Bemerkenswert sind schließlich auch Inschriften und Signaturen mehrerer bekannter Persönlichkeiten der damaligen Zeit, wie der Regensburger Johannes Poloner, der 1421/22 über seine Pilgerfahrt nach Jerusalem berichtete. Auch eine Kohlezeichnung des Wappens der berühmten Berner Patrizierfamilie von Rümlingen ist dokumentiert.
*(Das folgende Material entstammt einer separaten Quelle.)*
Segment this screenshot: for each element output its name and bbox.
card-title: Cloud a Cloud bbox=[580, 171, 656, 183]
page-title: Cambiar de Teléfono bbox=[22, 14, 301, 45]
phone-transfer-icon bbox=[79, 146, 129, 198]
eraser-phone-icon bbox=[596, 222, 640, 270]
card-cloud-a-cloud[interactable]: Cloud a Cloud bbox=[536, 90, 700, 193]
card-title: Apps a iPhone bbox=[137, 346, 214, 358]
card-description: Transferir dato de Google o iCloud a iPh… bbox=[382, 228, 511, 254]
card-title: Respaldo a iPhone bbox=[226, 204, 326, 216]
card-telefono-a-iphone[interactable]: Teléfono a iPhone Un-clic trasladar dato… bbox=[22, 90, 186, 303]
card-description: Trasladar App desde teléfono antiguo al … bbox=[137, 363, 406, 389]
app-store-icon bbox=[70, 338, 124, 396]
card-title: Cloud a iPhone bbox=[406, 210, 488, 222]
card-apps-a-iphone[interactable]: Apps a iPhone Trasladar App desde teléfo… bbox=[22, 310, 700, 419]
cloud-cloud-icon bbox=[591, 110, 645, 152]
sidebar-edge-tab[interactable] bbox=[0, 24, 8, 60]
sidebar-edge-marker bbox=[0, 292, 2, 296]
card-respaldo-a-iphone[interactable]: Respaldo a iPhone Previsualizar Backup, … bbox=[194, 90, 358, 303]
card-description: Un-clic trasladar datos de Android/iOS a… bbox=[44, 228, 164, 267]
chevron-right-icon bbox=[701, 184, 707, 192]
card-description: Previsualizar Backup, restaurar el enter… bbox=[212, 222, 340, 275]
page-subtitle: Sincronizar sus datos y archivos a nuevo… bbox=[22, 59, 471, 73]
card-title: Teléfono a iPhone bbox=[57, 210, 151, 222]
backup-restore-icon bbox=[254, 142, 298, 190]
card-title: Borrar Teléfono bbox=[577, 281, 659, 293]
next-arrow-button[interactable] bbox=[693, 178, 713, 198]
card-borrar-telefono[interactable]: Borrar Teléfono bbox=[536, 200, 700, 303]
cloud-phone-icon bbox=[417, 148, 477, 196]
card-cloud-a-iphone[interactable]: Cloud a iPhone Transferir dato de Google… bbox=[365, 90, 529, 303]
Inschrift und Skorpionzeichnung zu Ehren des Sufi-Sheikhs Aḥmad al-ʿAǧamī.
Inschrift und Skorpionzeichnung zu Ehren des Sufi-Sheikhs Aḥmad al-ʿAǧamī. Der Sheikh spielte eine bedeutende Rolle in der Geschichte des Abendmahlssaals. Auf seine Bitte hin vertrieb Sultan Süleyman der Prächtige im Jahr 1523 die Franziskaner und verwandelte den Saal in eine Moschee. Shai Halevi / © Israel Antiquities Authority

Neben Armenien, Syrien und dem deutschsprachigen Raum finden sich auch Spuren aus Serbien, Tschechien und von zahlreichen arabischsprachigen Christen aus dem Osten. Damit geben die Inschriften einzigartige Einblicke in die Herkunft der damaligen Pilger. „Diese Graffiti werfen ein neues Licht auf die geografische Vielfalt und die internationale Pilgerbewegung nach Jerusalem im Mittelalter – weit über die westlich geprägte Forschungsperspektive hinaus“, erklärt Ilya Berkovich, Co-Autor der ÖAW-Studie.

Meldung ÖAW

Originalpublikation:
Shai Halevi, Ilya Berkovich, Michael Chernin, Samvel Grigoryan, Arsen Harutyunyan, ‚The Holy Compound on Mount Sion – An Epigraphic Heraldic Corpus (Part 1): The Walls of the Cenacle‘, Liber Annuus 74 (2024), S. 331–74.